Meet Coach Halpert

Dr. Jonathan Halpert

Dr. Jonathan Halpert
Head Coach

Email: coach@jonathanhalpert.com

Dr. Jonathan Halpert, a New York City basketball icon, is entering his 42nd season at the helm of the Yeshiva University basketball program. He is the longest tenured men’s college basketball coach in New York City history – on a list that includes CCNY’s Nat Holman; NYU’s Howard Cann; and St. John’s mentors Lou Carnesecca and Joe Lapchick. Additionally, Halpert is currently the fourth-longest tenured active head coach in all of basketball, ranking only behind Jim Smith (Saint John’s, Minn. – 50th season), Basketball Hall of Fame inductee Herb Magee (Philadelphia Univ. – 47th season) and Glen Robinson (Franklin & Marshall – 43rd season).

An alumnus of Yeshiva University High School for Boys, and Yeshiva University as both an undergraduate and doctoral student, Halpert enters the 2013-14 season with 409 victories which puts him in exclusive company with: Carnesecca (526); Howard Cann (NYU; 429); Joe Nesci (NYU; 424); Nat Holman (CCNY; 423); Ray Rankis (Baruch; 419); and Claire Bee (Rider/LIU Brooklyn; 412).

The Melvin Furst Gymnasium opened in 1985 and the court was named in Halpert’s honor in May 2012. Since the opening of the gym Halpert owns a 344-332 record, and led the Maccabees to 15-straight 500-plus records (1987-88 to 2001-02). He has coached four teams to the Eastern College Athletic Conference postseason championship tournaments (1987-88, 1990-91, 1992-93 and 1996-97), as well as to the Skyline Conference playoffs in 11 of the last 14 seasons.

Halpert has been the subject of numerous articles in the New York media, as well a feature piece on ESPN in early 1997. He received a pair of Skyline Conference Coach of the Year awards (1999-00, 2009-10), as well as the National Association of Basketball Coaches (NABC) “Guardians of the Game” honor in 2003-04. The Metropolitan Basketball Writers Association (MBWA) bestowed on him its “Good Guy” award in 1997-98, and he led YU to a pair of College Basketball Officials Association (CBOA) Sportsmanship Awards in 1979-80 and 1996-97. During his illustrious career, Halpert has coached over 300 student-athletes, including five father/son pairs.

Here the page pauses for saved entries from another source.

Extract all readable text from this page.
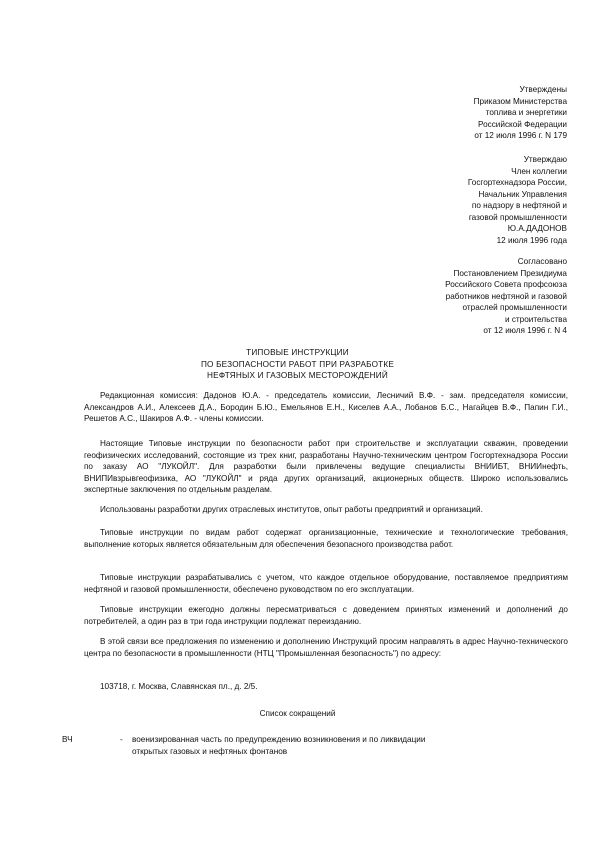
Утверждены
Приказом Министерства
топлива и энергетики
Российской Федерации
от 12 июля 1996 г. N 179
Утверждаю
Член коллегии
Госгортехнадзора России,
Начальник Управления
по надзору в нефтяной и
газовой промышленности
Ю.А.ДАДОНОВ
12 июля 1996 года
Согласовано
Постановлением Президиума
Российского Совета профсоюза
работников нефтяной и газовой
отраслей промышленности
и строительства
от 12 июля 1996 г. N 4
ТИПОВЫЕ ИНСТРУКЦИИ
ПО БЕЗОПАСНОСТИ РАБОТ ПРИ РАЗРАБОТКЕ
НЕФТЯНЫХ И ГАЗОВЫХ МЕСТОРОЖДЕНИЙ

Редакционная комиссия: Дадонов Ю.А. - председатель комиссии, Лесничий В.Ф. - зам. председателя комиссии, Александров А.И., Алексеев Д.А., Бородин Б.Ю., Емельянов Е.Н., Киселев А.А., Лобанов Б.С., Нагайцев В.Ф., Папин Г.И., Решетов А.С., Шакиров А.Ф. - члены комиссии.

Настоящие Типовые инструкции по безопасности работ при строительстве и эксплуатации скважин, проведении геофизических исследований, состоящие из трех книг, разработаны Научно-техническим центром Госгортехнадзора России по заказу АО "ЛУКОЙЛ". Для разработки были привлечены ведущие специалисты ВНИИБТ, ВНИИнефть, ВНИПИвзрывгеофизика, АО "ЛУКОЙЛ" и ряда других организаций, акционерных обществ. Широко использовались экспертные заключения по отдельным разделам.

Использованы разработки других отраслевых институтов, опыт работы предприятий и организаций.

Типовые инструкции по видам работ содержат организационные, технические и технологические требования, выполнение которых является обязательным для обеспечения безопасного производства работ.

Типовые инструкции разрабатывались с учетом, что каждое отдельное оборудование, поставляемое предприятиям нефтяной и газовой промышленности, обеспечено руководством по его эксплуатации.

Типовые инструкции ежегодно должны пересматриваться с доведением принятых изменений и дополнений до потребителей, а один раз в три года инструкции подлежат переизданию.

В этой связи все предложения по изменению и дополнению Инструкций просим направлять в адрес Научно-технического центра по безопасности в промышленности (НТЦ "Промышленная безопасность") по адресу:

103718, г. Москва, Славянская пл., д. 2/5.

Список сокращений
ВЧ	- военизированная часть по предупреждению возникновения и по ликвидации
открытых газовых и нефтяных фонтанов
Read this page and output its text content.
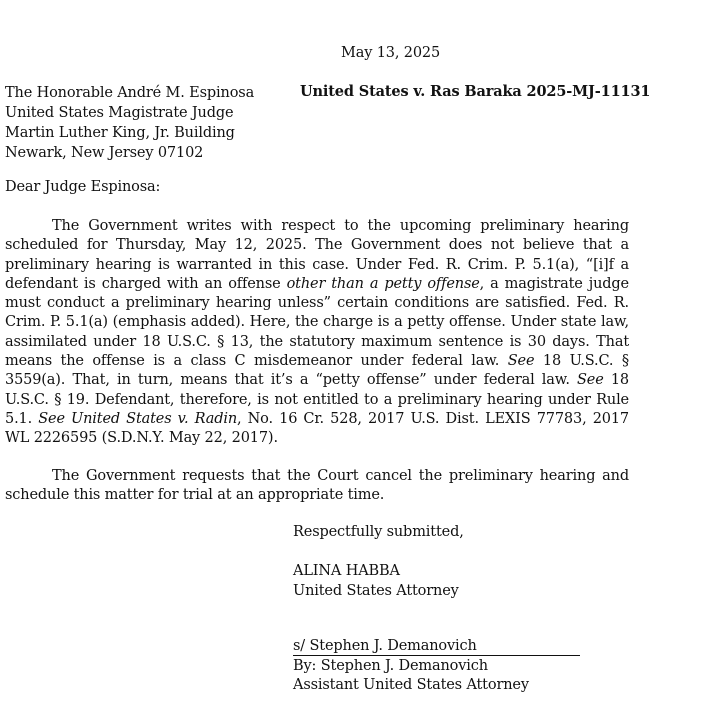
May 13, 2025
The Honorable André M. Espinosa
United States Magistrate Judge
Martin Luther King, Jr. Building
Newark, New Jersey 07102
United States v. Ras Baraka 2025-MJ-11131
Dear Judge Espinosa:

The Government writes with respect to the upcoming preliminary hearing scheduled for Thursday, May 12, 2025. The Government does not believe that a preliminary hearing is warranted in this case. Under Fed. R. Crim. P. 5.1(a), “[i]f a defendant is charged with an offense other than a petty offense, a magistrate judge must conduct a preliminary hearing unless” certain conditions are satisfied. Fed. R. Crim. P. 5.1(a) (emphasis added). Here, the charge is a petty offense. Under state law, assimilated under 18 U.S.C. § 13, the statutory maximum sentence is 30 days. That means the offense is a class C misdemeanor under federal law. See 18 U.S.C. § 3559(a). That, in turn, means that it’s a “petty offense” under federal law. See 18 U.S.C. § 19. Defendant, therefore, is not entitled to a preliminary hearing under Rule 5.1. See United States v. Radin, No. 16 Cr. 528, 2017 U.S. Dist. LEXIS 77783, 2017 WL 2226595 (S.D.N.Y. May 22, 2017).

The Government requests that the Court cancel the preliminary hearing and schedule this matter for trial at an appropriate time.

Respectfully submitted,
ALINA HABBA
United States Attorney
s/ Stephen J. Demanovich
By: Stephen J. Demanovich
Assistant United States Attorney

Halpert received his BA and BHL (Bachelor of Hebrew literature) degrees from Yeshiva in 1966. He went on to earn a master’s degree in 1967 from New York University in Educational Psychology and a Ph.D. in 1978 from Yeshiva University’s Ferkauf Graduate School of Humanities and Social Sciences, with a concentration in mental retardation. He served for twenty-five years as the CEO of Camelot, a not-for-profit social service agency that provided residential, transportation and day-program services for developmentally disabled and traumatic brain injured adults.

Halpert resides in Flushing, N.Y. with his wife, Aviva. The couple are the proud parents of Tzippora and David Baratz; Ariella and Jonah Kaszovitz; Tzofit and Jason Goldfarb; Yehuda and Shoshana Halpert; and Rafi and Michelle Halpert as well as the proud grandparents of 20 grandchildren.